Bob Hoover turned 85 on Jan. 24.
He has been called a “living legend,” “a magician in the cockpit” — even “the greatest stick-and-rudder pilot who ever lived.” Hoover may actually deserve all that fulsome praise, for his has been a life of doing wonderful, almost magical things with airplanes, not only thrilling a great many pilots – not to mention groundlings – but increasingly showing others how he does that stuff of legend.
Hoover has spent roughly 65 years building experience at some of the most varied and exciting flying imaginable. He might have been just as happy to miss some of his more challenging World War II experiences, but they still make great stories, and Hoover knows how to tell a story.

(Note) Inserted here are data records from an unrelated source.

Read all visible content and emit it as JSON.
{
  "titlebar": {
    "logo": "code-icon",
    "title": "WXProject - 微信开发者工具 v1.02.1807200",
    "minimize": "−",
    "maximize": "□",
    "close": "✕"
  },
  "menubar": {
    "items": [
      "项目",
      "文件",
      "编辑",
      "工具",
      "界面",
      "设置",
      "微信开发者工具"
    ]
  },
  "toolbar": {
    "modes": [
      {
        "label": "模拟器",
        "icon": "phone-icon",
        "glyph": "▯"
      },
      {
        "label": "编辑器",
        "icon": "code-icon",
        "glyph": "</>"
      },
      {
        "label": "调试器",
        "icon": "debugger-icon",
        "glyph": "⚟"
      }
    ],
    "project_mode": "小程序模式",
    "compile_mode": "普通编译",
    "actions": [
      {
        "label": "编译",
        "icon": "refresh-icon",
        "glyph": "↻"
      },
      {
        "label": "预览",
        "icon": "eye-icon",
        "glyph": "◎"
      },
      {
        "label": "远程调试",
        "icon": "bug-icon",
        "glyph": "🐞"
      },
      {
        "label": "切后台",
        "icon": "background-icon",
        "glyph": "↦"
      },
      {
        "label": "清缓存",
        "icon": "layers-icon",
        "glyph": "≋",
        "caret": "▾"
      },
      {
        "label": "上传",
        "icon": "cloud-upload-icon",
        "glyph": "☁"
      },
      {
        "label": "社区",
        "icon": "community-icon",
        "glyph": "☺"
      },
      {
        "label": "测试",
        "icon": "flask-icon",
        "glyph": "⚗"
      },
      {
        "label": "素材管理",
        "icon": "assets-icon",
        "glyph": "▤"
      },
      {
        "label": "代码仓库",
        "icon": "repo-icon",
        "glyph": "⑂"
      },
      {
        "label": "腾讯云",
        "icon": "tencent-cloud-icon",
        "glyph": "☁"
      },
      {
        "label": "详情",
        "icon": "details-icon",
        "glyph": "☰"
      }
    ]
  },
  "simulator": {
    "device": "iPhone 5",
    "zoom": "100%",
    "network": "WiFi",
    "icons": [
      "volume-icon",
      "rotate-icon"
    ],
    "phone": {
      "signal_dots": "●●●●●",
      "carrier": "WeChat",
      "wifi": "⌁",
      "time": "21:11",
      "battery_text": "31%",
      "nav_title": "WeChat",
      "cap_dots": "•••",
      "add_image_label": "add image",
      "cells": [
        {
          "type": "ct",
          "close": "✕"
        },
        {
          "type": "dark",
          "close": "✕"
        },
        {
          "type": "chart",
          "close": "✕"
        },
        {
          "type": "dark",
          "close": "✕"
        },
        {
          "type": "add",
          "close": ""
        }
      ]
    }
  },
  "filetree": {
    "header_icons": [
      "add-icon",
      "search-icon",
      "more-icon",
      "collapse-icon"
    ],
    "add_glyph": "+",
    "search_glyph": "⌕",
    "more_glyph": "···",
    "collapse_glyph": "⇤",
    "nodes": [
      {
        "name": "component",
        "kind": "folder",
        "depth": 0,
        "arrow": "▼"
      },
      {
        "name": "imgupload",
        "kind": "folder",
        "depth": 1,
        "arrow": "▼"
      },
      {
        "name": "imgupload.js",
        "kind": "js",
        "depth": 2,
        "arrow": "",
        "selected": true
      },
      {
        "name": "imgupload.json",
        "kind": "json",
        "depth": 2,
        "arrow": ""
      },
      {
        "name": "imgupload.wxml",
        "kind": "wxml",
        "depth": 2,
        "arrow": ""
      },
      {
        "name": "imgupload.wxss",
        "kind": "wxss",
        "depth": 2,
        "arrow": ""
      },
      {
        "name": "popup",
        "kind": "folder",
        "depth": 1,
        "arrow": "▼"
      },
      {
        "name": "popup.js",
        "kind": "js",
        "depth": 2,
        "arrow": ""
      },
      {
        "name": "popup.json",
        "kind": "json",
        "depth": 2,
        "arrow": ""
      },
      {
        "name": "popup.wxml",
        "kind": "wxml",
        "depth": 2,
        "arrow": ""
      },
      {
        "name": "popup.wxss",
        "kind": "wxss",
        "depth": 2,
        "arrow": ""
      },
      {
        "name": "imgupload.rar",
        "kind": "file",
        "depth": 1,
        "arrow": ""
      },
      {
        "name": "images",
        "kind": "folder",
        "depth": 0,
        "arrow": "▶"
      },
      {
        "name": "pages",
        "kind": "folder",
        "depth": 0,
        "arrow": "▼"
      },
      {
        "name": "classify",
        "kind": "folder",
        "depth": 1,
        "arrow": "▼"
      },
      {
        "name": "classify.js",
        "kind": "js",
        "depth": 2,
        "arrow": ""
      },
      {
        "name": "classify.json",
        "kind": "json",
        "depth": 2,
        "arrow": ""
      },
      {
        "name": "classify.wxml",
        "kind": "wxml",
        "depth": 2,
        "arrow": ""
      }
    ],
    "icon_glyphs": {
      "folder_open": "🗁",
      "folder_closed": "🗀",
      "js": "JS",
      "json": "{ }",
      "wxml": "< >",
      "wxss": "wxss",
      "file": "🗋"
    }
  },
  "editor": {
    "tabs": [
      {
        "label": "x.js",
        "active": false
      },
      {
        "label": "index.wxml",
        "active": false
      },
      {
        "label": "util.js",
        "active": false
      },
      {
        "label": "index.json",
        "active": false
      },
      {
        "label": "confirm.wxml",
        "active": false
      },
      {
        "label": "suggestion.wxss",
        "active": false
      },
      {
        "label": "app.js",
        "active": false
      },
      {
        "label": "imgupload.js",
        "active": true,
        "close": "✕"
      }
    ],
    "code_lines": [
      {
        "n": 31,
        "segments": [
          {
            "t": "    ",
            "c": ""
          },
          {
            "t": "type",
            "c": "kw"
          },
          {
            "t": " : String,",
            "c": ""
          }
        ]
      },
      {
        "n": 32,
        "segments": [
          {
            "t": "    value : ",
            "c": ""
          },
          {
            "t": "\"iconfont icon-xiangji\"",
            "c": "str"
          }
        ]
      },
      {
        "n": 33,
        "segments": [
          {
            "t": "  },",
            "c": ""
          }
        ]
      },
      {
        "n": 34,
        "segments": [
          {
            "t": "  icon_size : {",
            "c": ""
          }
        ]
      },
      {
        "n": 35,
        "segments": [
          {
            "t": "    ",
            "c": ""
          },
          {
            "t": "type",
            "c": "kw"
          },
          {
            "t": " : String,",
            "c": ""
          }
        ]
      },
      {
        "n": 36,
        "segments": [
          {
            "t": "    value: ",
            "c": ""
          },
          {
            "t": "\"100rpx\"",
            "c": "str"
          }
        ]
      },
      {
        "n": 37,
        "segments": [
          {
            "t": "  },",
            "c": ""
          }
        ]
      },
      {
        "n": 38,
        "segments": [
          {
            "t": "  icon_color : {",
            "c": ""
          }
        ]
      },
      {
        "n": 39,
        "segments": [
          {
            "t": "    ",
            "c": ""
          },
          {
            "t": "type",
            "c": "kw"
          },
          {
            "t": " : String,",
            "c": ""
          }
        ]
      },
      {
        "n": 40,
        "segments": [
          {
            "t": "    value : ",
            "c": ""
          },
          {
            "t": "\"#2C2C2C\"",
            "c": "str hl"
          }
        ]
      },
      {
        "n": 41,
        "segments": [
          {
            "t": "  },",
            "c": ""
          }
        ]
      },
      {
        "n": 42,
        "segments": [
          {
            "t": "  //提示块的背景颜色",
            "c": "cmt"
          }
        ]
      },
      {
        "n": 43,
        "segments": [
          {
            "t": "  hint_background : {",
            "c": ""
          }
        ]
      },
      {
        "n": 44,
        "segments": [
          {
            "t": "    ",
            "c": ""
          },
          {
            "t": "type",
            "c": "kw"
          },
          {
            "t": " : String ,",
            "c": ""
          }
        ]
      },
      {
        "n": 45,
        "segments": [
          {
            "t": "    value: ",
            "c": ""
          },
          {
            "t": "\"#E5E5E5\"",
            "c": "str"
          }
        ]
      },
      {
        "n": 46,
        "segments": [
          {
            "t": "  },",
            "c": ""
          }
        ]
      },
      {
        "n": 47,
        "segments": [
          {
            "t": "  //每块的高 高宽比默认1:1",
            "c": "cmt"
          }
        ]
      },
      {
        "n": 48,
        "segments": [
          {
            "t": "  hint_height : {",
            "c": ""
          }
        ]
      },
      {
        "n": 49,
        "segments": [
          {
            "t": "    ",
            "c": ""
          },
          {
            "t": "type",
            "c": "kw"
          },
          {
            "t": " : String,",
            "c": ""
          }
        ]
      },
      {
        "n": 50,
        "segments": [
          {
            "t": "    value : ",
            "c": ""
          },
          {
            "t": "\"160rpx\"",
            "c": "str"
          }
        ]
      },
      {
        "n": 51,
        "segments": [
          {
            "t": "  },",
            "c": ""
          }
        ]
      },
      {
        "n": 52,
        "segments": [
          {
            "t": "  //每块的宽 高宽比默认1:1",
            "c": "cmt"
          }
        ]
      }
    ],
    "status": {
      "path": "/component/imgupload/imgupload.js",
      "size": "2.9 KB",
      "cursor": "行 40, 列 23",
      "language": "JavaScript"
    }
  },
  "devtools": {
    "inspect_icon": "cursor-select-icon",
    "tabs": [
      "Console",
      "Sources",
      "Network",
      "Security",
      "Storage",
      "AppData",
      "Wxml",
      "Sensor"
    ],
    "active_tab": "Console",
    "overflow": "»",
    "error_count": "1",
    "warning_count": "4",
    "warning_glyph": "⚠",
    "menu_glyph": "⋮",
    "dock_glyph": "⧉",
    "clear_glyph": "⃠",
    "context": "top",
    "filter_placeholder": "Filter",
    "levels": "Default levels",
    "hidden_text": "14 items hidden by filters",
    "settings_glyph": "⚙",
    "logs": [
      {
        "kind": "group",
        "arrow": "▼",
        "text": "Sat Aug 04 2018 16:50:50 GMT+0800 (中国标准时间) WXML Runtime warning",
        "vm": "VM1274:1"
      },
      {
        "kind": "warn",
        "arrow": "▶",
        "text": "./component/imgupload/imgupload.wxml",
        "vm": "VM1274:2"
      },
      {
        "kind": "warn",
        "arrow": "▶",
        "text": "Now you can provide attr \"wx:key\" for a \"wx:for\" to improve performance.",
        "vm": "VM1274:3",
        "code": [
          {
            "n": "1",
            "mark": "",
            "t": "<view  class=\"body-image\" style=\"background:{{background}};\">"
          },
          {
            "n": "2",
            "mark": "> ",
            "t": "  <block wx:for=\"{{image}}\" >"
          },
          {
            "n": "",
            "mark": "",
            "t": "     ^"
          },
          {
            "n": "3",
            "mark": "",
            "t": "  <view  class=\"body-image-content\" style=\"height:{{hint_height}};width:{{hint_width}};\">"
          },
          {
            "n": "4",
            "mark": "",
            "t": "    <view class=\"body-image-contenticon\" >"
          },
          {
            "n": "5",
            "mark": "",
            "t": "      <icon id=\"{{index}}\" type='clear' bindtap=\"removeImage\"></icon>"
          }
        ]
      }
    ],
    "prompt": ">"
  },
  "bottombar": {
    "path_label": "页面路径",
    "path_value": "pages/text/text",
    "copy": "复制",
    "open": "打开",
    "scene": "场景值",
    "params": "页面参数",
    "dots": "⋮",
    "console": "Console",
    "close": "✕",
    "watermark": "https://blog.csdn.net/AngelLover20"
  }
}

These days, retired from his spectacular air show performances, his Aero Commander Shrike at the National Air & Space Museum, Hoover is preaching safety to the current generation of pilots.

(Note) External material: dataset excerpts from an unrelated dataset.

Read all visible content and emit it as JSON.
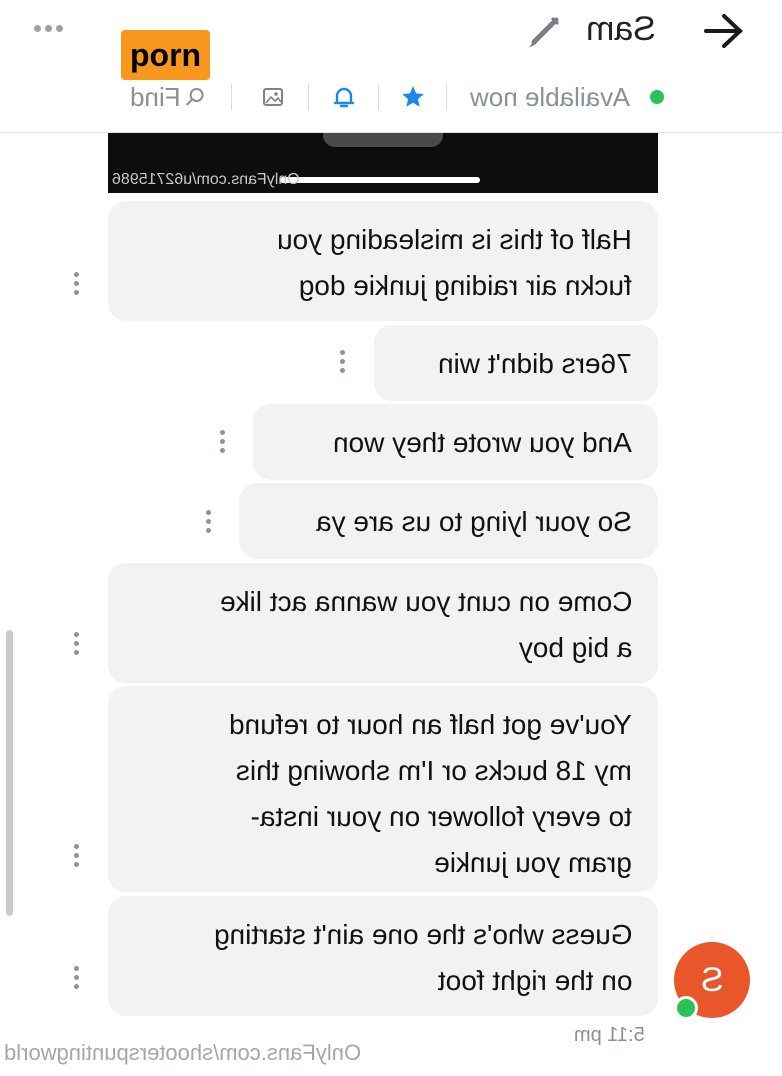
{
  "header": {
    "name": "Sam",
    "badge": "porn",
    "availability": "Available now",
    "find_label": "Find",
    "icons": [
      "back-arrow-icon",
      "pencil-icon",
      "more-dots-icon",
      "star-icon",
      "bell-icon",
      "image-icon",
      "search-icon"
    ]
  },
  "media": {
    "watermark": "OnlyFans.com/u62715986"
  },
  "messages": [
    {
      "text": "Half of this is misleading you\nfuckn air raiding junkie dog"
    },
    {
      "text": "76ers didn't win"
    },
    {
      "text": "And you wrote they won"
    },
    {
      "text": "So your lying to us are ya"
    },
    {
      "text": "Come on cunt you wanna act like\na big boy"
    },
    {
      "text": "You've got half an hour to refund\nmy 18 bucks or I'm showing this\nto every follower on your insta-\ngram you junkie"
    },
    {
      "text": "Guess who's the one ain't starting\non the right foot"
    }
  ],
  "footer": {
    "time": "5:11 pm",
    "avatar_initial": "S",
    "watermark": "OnlyFans.com/shooterspuntingworld"
  },
  "colors": {
    "accent_blue": "#1e88e5",
    "online_green": "#2bc257",
    "avatar_orange": "#e8562a",
    "badge_orange": "#f7971d"
  }
}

A firm believer in upset recovery and unusual attitude training, he often states that every pilot should have at least basic aerobatic experience. Even more important, he tells us, is planning ahead, preparing ourselves to recover quickly from situations that could kill us.
“There will be times when you’ll save your life by being properly prepared and ready to react,” he lectures.
When Bob Hoover offers advice, the wise pilot listens. Hoover has devoted a long life to the excellence of his flying. If he could tell us all that he has learned, we’d be much better pilots – although probably not “magicians in the cockpit.” That’s for living legends.
Happy birthday, Bob. Fair winds and blue skies to your 100th.